本当の真実
「………………………………」
伊野部は怪訝な表情を浮かべて村井の近くまで歩き、携帯を受け取ると言われた通りにカーソルを下げていくと
「……!?……」
あとは何も書かれていないとずっと思っていたメールには本当に続きがある事を知った。
そんなメールの内容は……
――――――――――――――
ごめん、もう無理やわ……
今までありがとう
理由は、全部赤裸々に日記
に書いたから……
だから、日記を机の上に
置いておくわ
日記読んだら丘の上で
言うた事の意味が理解が
出来ると思うから
絶対読んでな
――――――――――――――
「だからあの時机の上に日記が……」
「家に行った時あなたは、一番上の引き出しの中に自分の目に触れないようにしたんですね」
「………………………………」
「あの丘の上でいったい何を告げられたんですか?」
さっき光景は、見てましたけど残念ながらちょうど風が邪魔して声だけ聞こえなかったもので……と村井が笑みを浮かべて付け加えた。

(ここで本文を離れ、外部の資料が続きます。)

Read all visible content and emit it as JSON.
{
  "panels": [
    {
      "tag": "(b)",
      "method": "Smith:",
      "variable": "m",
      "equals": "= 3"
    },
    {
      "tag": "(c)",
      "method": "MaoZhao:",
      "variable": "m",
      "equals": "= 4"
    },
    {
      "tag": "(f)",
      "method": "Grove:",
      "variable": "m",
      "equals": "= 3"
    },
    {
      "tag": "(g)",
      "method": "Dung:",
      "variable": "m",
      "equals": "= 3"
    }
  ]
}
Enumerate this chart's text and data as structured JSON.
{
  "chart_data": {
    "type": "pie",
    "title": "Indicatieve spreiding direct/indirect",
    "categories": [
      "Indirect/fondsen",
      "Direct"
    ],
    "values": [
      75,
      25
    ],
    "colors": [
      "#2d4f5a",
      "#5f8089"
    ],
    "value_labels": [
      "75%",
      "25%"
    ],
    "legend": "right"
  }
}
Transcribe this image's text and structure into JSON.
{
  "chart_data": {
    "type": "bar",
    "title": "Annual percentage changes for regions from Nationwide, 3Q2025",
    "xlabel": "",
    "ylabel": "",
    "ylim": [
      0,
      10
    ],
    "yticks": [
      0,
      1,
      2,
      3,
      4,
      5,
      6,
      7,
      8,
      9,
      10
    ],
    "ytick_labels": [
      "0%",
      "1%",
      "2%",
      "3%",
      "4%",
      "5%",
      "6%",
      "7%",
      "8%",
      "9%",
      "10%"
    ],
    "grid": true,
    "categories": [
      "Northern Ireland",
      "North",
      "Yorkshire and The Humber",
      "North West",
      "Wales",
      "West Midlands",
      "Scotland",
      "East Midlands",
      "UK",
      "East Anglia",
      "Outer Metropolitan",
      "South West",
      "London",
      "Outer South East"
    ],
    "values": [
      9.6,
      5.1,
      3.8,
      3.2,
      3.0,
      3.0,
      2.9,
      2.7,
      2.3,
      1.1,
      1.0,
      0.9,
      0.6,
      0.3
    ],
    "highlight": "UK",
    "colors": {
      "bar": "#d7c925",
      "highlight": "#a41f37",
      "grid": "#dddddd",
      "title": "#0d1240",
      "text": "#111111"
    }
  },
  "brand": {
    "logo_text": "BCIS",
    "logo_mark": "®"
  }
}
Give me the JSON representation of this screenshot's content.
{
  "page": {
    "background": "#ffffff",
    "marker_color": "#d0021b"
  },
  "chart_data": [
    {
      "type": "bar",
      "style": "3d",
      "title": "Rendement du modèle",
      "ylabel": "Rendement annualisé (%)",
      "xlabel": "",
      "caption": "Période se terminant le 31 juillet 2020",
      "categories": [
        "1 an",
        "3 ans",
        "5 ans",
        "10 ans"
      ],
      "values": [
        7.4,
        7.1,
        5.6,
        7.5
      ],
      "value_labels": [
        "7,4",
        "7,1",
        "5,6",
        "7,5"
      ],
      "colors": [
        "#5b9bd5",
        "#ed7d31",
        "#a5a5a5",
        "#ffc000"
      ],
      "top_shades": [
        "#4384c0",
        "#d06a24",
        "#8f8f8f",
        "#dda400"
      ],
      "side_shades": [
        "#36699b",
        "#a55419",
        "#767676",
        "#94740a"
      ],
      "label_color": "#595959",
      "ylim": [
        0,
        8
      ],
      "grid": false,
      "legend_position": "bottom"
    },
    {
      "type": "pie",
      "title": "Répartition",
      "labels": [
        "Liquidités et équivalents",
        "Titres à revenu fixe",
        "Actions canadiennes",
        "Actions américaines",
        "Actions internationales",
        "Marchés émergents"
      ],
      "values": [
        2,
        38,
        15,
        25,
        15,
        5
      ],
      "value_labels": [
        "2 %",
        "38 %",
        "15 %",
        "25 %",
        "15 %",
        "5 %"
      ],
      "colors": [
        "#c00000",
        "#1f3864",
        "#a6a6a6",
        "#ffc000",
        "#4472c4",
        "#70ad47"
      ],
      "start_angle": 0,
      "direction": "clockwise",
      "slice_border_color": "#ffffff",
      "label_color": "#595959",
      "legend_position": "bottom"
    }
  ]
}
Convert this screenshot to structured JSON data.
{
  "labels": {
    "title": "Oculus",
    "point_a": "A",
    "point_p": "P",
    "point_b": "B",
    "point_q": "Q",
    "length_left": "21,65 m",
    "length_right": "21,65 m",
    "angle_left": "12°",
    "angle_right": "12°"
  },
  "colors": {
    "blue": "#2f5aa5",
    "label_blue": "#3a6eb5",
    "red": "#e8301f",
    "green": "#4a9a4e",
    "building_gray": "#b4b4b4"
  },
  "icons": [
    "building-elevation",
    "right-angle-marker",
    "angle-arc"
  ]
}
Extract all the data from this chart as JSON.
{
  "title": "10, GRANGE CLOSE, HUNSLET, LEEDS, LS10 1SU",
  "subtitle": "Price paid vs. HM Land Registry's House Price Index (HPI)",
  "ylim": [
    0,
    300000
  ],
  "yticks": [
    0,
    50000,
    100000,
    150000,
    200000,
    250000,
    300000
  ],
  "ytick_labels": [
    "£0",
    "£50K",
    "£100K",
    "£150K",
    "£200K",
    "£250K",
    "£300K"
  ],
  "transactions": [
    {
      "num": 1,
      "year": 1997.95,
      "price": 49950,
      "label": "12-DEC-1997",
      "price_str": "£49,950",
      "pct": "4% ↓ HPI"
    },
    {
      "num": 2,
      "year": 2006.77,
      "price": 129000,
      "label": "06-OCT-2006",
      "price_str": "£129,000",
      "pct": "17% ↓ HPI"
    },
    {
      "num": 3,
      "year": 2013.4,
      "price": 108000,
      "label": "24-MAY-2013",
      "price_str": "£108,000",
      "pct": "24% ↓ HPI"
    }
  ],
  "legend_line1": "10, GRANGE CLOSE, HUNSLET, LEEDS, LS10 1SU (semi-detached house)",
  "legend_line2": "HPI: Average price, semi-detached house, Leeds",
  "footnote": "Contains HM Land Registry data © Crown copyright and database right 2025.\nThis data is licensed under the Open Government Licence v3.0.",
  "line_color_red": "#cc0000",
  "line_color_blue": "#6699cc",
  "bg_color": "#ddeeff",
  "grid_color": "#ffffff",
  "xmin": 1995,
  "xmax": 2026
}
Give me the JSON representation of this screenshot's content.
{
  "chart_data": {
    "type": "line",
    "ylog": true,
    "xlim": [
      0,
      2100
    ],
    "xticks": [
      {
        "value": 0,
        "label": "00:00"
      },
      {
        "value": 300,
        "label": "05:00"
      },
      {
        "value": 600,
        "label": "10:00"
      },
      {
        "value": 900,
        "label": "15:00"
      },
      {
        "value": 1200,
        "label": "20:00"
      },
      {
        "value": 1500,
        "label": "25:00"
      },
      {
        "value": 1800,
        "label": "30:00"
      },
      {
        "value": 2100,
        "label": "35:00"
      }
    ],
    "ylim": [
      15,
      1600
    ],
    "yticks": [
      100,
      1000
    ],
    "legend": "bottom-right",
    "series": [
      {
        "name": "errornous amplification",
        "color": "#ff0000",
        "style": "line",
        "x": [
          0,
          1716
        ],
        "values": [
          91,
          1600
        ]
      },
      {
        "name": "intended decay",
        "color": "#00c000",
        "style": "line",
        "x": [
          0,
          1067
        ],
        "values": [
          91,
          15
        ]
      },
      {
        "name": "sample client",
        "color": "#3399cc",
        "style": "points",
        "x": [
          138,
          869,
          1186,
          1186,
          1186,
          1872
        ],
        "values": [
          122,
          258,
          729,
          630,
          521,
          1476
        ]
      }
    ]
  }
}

「…………俺は、もうそろそろで死ぬかもしれへん……」
伊野部の代わりに後藤がふと呟いた。
後藤が呟いた言葉に伊野部が驚いた表情を浮かべていて
「それあいつが……」
「これがあの人があんたに告げた言葉なんでしょ?」
言い切る前に後藤が表情を変えずに問い掛けた。
「せやけど、なんで」
「それよりも日記読んでみたらどうですか?」
後藤に聞き返そうとした伊野部に村井が二人の間に入り、伊野部が手にしている日記を指差した。
「メールにも書いてあったじゃないですか、日記に全て書いてあると」
「せやな……せやけど」
「怖いんですか?」
日記を未だに見ようとしないとしない伊野部に村井が静かに問い掛ける
「日記を読んで真実を知るのが怖いんですか?」
「……怖い訳ないやろ」
村井の問い掛けに少し睨み付けるようにしながら答えると
日記を机の上に置いた。
「……じゃあ僕たちは、少し離れますね」
村井は、微笑みながらそう告げると糸田と後藤にも声を掛けて、店の奥へ入っていった。
「ええんか?一人にさせて」
店の奥に入って遠くから伊野部の様子を見ながら
後藤が冷静に問い掛けてきた。
「良いんだよこれで……」
村井は、笑みを浮かべたまま答えた。